Event
Ph.D. Research Proposal: Srinivas Govinda Surampudi
Monday, November 17, 2025
10:00 a.m.
AVW (ECE) 2328
Sarah Pham
301 473 2449
spham124@umd.edu
ANNOUNCEMENT: Ph.D. Research Proposal Exam
Name: Srinivas Govinda Surampudi
Committee:
Professor NAME (Chair) Prof. Luiz Pessoa
Professor NAME Prof. Jonathan Z Simon
Professor NAME Prof. Behtash Babadi
Date/time: November 17, 2025 from 10:00am to 12:00pm
Location: AVW (ECE) 2328
Title: Bayesian inference reveals multiple plausible architectures in the mouse functional connectome
Abstract:
Functional brain architecture is often simplified to a single, static map of distinct modules. This view, however, struggles to account for the brain's complex organization and often treats the inherent variability found across different analyses as methodological noise. We employ a principled Bayesian generative modeling framework to investigate the community structure of resting-state functional connectivity networks from the mouse brain. Our approach allows us to first formally test competing theories of network organization and then to characterize the full landscape of plausible solutions, moving beyond a single consensus map.
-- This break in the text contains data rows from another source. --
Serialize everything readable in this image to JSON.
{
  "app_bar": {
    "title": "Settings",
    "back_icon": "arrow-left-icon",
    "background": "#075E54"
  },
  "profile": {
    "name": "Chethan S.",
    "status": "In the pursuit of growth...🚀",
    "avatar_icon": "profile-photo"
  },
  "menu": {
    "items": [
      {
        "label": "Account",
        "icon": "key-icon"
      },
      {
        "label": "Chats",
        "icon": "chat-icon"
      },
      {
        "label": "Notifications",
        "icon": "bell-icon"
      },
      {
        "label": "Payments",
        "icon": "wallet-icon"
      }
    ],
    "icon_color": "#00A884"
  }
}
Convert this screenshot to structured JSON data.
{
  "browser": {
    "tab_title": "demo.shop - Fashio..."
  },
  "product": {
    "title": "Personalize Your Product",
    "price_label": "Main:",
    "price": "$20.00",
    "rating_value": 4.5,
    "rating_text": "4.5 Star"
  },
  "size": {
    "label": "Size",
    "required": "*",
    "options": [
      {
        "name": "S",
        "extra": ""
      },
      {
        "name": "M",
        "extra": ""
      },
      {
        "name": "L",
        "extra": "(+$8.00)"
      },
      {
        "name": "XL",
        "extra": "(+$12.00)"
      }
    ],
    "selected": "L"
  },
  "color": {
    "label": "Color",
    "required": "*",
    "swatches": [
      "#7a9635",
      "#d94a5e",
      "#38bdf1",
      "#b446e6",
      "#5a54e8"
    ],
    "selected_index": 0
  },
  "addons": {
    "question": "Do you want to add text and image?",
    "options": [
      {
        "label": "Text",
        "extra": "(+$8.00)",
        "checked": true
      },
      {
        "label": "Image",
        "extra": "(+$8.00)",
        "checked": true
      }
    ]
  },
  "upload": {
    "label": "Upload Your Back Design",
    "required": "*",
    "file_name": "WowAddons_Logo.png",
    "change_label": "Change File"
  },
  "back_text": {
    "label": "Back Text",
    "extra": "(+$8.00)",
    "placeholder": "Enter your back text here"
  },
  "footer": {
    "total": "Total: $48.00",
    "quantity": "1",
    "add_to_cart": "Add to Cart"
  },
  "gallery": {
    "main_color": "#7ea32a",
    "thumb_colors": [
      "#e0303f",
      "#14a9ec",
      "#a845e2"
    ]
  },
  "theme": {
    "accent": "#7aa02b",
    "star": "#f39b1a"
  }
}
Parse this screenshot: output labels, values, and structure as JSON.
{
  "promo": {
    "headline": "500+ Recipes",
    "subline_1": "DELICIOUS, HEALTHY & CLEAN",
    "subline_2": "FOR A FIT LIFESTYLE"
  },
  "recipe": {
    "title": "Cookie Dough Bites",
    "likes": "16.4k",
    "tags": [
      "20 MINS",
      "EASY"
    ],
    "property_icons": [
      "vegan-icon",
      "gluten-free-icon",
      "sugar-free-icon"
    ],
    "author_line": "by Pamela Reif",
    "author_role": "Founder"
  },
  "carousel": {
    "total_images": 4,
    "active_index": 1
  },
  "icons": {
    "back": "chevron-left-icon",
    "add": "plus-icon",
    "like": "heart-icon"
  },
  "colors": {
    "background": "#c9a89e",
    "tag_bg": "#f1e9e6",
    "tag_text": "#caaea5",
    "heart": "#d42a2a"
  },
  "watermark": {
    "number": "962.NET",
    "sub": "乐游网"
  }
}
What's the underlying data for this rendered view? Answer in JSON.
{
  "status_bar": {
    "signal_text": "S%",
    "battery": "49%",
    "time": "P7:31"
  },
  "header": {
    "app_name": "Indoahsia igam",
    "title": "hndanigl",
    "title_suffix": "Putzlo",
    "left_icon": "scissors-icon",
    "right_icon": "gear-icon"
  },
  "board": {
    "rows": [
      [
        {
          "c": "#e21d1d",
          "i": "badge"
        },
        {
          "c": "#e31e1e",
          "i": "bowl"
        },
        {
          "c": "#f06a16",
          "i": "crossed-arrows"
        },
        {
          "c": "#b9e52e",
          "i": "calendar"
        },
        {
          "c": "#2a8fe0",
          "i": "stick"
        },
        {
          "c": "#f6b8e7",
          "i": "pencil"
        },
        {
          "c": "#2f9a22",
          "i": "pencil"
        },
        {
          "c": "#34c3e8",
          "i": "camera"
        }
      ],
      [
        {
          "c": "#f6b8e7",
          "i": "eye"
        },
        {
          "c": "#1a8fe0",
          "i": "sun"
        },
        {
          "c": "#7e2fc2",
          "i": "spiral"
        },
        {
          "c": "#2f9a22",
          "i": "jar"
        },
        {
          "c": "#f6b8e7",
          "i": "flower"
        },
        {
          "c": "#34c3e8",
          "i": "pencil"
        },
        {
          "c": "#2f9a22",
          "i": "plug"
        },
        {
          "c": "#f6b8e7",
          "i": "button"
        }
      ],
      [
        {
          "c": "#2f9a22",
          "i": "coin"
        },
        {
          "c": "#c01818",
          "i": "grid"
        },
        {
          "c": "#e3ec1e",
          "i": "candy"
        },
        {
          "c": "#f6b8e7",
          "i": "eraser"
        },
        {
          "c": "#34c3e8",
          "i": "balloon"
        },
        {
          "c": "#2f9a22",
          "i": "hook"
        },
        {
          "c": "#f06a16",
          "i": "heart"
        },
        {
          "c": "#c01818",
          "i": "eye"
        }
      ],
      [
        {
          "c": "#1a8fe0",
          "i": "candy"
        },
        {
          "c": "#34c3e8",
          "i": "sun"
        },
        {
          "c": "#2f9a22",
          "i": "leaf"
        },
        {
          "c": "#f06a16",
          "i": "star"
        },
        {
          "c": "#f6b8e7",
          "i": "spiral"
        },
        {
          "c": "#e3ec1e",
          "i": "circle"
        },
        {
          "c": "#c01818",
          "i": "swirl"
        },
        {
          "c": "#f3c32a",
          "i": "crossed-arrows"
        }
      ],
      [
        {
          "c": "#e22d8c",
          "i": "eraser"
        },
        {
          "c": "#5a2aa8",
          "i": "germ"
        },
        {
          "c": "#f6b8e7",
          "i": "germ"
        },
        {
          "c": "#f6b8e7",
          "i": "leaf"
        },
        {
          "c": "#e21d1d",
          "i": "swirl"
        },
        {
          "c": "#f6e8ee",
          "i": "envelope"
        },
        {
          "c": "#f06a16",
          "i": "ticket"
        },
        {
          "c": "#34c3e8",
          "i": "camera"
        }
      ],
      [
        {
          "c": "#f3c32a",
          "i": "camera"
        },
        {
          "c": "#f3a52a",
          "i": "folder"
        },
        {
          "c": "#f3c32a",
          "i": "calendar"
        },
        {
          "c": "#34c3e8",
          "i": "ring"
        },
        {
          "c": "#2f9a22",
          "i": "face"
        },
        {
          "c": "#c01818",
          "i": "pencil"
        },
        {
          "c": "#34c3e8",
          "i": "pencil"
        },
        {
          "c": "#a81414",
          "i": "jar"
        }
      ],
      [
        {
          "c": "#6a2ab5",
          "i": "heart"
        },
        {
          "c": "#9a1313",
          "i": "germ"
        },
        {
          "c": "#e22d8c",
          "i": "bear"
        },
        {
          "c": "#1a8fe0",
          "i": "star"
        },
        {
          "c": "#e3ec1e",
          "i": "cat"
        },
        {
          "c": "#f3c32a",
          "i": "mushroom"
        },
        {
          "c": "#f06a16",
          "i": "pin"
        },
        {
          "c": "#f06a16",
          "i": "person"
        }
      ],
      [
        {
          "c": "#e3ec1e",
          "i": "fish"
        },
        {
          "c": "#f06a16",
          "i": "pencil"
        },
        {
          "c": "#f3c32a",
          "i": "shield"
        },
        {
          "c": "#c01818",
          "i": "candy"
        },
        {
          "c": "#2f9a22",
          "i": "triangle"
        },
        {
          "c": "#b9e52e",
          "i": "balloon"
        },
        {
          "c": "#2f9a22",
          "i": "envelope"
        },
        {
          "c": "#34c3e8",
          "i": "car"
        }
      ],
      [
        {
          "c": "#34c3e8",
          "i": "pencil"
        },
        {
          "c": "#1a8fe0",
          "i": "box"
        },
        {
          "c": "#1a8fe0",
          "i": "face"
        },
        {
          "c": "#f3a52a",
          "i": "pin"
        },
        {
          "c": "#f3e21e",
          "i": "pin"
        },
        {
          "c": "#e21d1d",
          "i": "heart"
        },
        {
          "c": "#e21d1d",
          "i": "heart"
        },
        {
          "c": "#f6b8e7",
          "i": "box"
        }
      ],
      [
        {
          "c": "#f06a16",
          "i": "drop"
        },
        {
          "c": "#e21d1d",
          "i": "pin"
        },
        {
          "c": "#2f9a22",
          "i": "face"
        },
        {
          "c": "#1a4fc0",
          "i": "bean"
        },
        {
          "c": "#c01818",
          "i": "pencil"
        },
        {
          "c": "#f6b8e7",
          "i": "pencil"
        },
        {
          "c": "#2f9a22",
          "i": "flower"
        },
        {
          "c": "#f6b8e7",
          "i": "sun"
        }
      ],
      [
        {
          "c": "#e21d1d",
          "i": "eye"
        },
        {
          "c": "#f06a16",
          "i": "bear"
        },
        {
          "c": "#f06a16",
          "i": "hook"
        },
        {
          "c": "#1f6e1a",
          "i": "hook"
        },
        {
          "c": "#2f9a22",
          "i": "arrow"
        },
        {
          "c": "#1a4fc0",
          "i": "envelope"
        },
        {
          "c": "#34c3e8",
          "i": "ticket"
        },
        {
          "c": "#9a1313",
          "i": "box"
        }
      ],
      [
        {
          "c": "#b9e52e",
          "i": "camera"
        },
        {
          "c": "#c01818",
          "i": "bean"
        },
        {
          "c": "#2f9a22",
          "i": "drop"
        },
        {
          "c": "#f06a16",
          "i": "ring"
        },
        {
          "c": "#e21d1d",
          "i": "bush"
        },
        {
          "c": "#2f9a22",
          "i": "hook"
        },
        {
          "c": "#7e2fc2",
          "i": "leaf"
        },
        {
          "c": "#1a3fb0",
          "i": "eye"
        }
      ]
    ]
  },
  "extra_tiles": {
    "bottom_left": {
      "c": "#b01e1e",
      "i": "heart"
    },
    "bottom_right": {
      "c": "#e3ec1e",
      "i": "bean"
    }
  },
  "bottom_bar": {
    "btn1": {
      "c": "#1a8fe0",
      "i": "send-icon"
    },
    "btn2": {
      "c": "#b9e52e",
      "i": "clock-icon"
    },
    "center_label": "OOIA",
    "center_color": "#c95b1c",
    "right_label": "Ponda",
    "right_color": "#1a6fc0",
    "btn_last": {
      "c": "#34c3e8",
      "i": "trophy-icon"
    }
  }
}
Our analysis revealed that the principle of segregated modules (assortativity) was only weakly supported by the data. Instead, a hierarchical arrangement of communities of brain regions provided the most faithful explanation of the functional brain network. Critically, this model revealed that the brain's organization is not a single map but a landscape of multiple, coexisting configurations. We found this landscape is underpinned by a library of recurring, archetypal compositions of brain regions for each community. These archetypes revealed a spectrum of stability and flexibility---from highly stable, foundational units like the somatomotor system to flexible, integrative systems like the medial temporal pole. Our approach encourages the field to go beyond the "single-map" paradigm. We propose that viewing brain's functional architecture as a probabilistic ensemble of plausible arrangements of archetypal compositions offers a more rigorous and nuanced framework for understanding its complex and flexible nature.